Pediatrics. 2015 Oct;136(4):740-5. doi: 10.1542/peds.2015-1808.
This article presents a previously published framework, summarized in the mnemonic ANSWER (A, Active listening; N, Needs assessment; S, Self-awareness/reflection; W, Whose perspective?; E, Elicit values; R, Respond) for how to respond to the question, "Doctor, what would you do?" when considering medical decisions that are preference-sensitive, meaning there is limited or debatable evidence to guide clinical recommendations, or are value-laden, such that the "right" decision may differ based on the context or values of a given individual. Using the mnemonic and practical examples, we attempt to make the framework for an ethically appropriate approach to these conversations more accessible for clinicians. Rather than a decision rule, this mnemonic represents a set of points to consider when physicians are considering an ethically acceptable response that fosters trust and rapport. We apply this approach to a case of periviable counseling, among the more emotionally challenging and value-laden antenatal decisions faced by providers and patients.

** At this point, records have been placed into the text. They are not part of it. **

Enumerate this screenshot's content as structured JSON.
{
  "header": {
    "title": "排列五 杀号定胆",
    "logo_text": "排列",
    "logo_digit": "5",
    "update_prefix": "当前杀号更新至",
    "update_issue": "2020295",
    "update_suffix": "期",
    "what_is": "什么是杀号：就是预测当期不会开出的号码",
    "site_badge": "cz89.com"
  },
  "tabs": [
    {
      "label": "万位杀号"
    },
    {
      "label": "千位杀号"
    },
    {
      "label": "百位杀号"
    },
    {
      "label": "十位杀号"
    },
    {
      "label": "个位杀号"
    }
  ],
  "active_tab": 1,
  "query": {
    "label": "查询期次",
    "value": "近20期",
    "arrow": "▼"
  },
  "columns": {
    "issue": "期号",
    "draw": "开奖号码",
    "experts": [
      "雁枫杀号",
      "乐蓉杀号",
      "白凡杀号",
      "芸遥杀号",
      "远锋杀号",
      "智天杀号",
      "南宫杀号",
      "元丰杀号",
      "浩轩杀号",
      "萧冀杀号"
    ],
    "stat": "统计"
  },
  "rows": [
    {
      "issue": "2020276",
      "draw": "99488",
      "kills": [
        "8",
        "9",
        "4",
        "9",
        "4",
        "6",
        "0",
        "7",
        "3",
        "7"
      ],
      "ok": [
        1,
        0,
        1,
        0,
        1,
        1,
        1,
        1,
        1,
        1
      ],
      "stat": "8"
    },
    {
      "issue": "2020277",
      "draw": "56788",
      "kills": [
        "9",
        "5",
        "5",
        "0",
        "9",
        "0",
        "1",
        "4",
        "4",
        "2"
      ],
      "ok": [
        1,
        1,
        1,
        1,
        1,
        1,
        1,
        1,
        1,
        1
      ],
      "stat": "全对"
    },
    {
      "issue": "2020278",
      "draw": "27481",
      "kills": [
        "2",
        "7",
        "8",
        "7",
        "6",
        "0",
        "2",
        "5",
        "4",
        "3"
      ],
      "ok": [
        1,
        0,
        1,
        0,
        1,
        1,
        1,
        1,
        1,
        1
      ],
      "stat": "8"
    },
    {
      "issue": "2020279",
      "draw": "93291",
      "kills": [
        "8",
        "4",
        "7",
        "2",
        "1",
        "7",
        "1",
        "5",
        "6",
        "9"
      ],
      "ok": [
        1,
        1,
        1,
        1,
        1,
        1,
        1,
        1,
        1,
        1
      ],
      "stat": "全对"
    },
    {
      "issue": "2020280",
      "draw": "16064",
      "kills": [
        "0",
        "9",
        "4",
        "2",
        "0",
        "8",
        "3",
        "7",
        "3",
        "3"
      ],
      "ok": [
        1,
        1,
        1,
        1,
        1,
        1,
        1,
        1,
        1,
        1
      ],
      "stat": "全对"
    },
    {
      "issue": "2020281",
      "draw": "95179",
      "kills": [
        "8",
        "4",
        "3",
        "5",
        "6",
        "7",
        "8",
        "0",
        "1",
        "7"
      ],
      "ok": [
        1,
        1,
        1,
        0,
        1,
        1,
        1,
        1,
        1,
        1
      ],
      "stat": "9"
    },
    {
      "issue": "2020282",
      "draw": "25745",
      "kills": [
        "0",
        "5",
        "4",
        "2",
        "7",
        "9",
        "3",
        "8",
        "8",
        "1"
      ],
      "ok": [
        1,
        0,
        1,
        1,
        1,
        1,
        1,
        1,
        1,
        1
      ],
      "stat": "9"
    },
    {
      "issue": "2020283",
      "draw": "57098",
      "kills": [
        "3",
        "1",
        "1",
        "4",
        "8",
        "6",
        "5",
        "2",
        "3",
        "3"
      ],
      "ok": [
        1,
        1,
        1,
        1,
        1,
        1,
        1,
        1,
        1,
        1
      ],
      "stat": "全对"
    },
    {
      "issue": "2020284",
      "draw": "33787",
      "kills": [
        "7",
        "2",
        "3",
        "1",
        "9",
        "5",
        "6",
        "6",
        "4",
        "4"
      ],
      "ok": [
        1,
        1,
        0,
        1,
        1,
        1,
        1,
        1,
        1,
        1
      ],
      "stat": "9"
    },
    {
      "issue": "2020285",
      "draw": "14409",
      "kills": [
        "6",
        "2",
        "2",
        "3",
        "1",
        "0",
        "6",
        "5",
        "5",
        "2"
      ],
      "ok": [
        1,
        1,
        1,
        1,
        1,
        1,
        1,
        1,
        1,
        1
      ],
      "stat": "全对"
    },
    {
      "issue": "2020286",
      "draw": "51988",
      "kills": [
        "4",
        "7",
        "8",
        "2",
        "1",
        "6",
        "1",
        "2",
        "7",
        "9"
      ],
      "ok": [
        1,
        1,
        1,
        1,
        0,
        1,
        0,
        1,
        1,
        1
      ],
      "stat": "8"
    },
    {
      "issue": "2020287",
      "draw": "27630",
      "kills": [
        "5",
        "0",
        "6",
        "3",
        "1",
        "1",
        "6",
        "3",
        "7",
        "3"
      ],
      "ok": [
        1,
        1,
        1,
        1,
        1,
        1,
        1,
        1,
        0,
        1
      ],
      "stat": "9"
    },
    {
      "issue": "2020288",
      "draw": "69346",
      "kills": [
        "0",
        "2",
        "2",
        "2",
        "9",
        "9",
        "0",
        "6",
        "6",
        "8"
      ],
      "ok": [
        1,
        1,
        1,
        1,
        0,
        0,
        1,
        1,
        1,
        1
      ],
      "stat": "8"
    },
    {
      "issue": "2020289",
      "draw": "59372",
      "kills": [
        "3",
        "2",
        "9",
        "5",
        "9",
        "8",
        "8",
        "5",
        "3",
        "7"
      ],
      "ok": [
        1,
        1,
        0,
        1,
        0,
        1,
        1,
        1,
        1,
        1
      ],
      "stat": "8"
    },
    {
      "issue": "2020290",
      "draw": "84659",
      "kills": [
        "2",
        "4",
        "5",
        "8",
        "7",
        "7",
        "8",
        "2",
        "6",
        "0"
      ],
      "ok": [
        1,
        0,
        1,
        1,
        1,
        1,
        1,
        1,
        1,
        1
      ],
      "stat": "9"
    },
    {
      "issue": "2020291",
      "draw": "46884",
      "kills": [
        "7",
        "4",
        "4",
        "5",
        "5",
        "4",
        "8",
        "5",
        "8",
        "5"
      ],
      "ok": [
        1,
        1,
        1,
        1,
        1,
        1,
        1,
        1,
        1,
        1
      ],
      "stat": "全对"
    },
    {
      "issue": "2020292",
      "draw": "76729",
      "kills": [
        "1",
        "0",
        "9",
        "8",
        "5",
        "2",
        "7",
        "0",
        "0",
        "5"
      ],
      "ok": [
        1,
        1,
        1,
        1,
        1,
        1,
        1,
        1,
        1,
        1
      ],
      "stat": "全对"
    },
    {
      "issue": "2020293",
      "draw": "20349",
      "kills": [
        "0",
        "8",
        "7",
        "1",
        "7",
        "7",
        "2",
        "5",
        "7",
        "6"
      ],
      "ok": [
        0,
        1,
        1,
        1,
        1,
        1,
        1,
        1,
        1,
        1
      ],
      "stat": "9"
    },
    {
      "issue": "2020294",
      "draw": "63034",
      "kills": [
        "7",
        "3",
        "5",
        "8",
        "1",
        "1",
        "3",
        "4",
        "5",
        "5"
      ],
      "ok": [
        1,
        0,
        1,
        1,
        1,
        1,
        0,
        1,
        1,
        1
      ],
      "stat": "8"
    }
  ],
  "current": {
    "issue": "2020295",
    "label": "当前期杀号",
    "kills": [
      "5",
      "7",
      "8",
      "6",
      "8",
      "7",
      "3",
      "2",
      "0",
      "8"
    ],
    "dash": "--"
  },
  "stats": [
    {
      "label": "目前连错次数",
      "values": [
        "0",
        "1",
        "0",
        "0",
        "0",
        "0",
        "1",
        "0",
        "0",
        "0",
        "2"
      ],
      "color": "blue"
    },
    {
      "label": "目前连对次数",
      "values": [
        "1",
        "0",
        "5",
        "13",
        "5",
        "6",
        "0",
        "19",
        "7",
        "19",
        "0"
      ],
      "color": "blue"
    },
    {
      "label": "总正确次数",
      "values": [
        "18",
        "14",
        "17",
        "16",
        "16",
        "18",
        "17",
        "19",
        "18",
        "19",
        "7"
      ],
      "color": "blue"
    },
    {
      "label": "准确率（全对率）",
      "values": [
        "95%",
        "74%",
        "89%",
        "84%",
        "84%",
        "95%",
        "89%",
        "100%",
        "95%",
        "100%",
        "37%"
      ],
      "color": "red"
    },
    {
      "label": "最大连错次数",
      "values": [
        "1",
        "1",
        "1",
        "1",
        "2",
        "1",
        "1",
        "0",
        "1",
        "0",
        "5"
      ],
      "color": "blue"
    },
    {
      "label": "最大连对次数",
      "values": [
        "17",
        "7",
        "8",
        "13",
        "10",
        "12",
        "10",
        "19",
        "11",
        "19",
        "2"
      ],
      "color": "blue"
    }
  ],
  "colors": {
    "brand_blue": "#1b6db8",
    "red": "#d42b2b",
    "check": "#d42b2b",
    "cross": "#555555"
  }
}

本文提出了一个先前发表的框架,用首字母缩略词 ANSWER(A,主动倾听;N,需求评估;S,自我意识/反思;W,从谁的角度看?;E,引出价值观;R,回应)来回答这个问题,“医生,你会怎么做?”当考虑偏好敏感的医疗决策时,这意味着有限或有争议的证据来指导临床建议,或者是有价值的,这样“正确”的决策可能会因给定个体的背景或价值观而有所不同。我们使用这个首字母缩略词和实际例子,试图使这个框架更易于临床医生理解,从而以一种合乎道德的方式来进行这些对话。这个首字母缩略词并不代表决策规则,而是代表当医生考虑一种可以促进信任和融洽关系的合乎道德的可接受回应时需要考虑的一系列要点。我们将这种方法应用于一个围产儿咨询的案例中,这是提供者和患者面临的更具情感挑战性和更有价值的产前决策之一。